I have a confession to make. I, like many people, read this book because of GRRM (George R.R. Martin). I am a huge fan of GRRM’s A Song of Ice and Fire series. I’ve been reading it (and re-reading it) since the fall of 1998. So yes, I have had to wait 5 years between books, but it was so worth it. I even went to a WorldCon in 2006 with some other members of the Brotherhood Without Banners from westeros.org, and hung out with GRRM. I will never forget that because he hugged me! Squee! I have a nice picture with him as well. It was great fun hanging out with him and other members of BWB. I’m not active on that site any more, but my love for the series has not wavered since then. Needless to say, if GRRM recommends a book series, I am more likely to try it. So, enter The Iron King.
I listened to this book on audio, and I think that helped quite a bit. The narrator was very engaging, and really kept the story moving. I think that if I had “read” it, then I may have a slightly different opinion of the story.

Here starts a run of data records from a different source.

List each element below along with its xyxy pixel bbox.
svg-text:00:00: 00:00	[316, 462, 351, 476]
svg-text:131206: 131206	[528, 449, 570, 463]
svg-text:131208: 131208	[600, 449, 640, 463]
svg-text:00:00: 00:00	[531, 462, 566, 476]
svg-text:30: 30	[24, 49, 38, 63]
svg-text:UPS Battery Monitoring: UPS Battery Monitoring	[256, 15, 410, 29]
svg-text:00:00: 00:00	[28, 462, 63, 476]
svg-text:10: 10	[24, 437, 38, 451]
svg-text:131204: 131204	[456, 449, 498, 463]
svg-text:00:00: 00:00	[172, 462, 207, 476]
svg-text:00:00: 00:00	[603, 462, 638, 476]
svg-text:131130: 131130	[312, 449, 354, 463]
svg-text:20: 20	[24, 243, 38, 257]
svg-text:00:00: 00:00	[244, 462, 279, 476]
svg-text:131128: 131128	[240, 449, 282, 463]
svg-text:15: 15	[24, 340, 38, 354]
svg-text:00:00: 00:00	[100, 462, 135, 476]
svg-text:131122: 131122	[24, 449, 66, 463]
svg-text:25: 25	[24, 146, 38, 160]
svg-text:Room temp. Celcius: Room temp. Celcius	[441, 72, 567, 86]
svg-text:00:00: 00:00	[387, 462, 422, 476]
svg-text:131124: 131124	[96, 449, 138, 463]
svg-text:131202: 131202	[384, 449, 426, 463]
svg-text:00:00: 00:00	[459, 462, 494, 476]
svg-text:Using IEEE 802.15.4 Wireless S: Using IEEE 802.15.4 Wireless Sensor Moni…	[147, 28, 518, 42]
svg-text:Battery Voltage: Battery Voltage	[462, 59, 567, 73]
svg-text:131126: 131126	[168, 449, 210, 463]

The story is about the French King Philip IV and his court in the 13th and 14th centuries. As you can probably guess, there was a lot of drama. It almost plays as a soap opera, 13th century style. It reminded me of the Showtime TV Show The Tudors, but probably more historically accurate.
I know very little about the history of France’s monarchy, so I cannot vouch for the accuracy of the historical events. This is historical fiction, so I would venture to say that the major events are accurate,but obviously the conversations and probably minor events are not exactly right. The story itself was engaging and the characters were interesting, if not the most deep. There was a certain surface level treatment of the characters that at times could make them a bit cartoonish, but I think that was the intended tone of the book. This is not some grim dark fantasy where every character is either evil or some crazy shade of gray, so the darkness that is in there (there is a torture scene in the book that is not particularly graphic, but you do feel the gruesomeness of the act) is subdued by the tone.
There were lots of names and places thrown out, and at times it was a bit hard to follow. I did get the names and the matching husbands of the princesses confused at times, but, without giving away spoilers, that issue works itself out eventually. It was definitely a set up book for the remaining 6 books in the series. I am going to give the second book, The Strangled Queen, a try.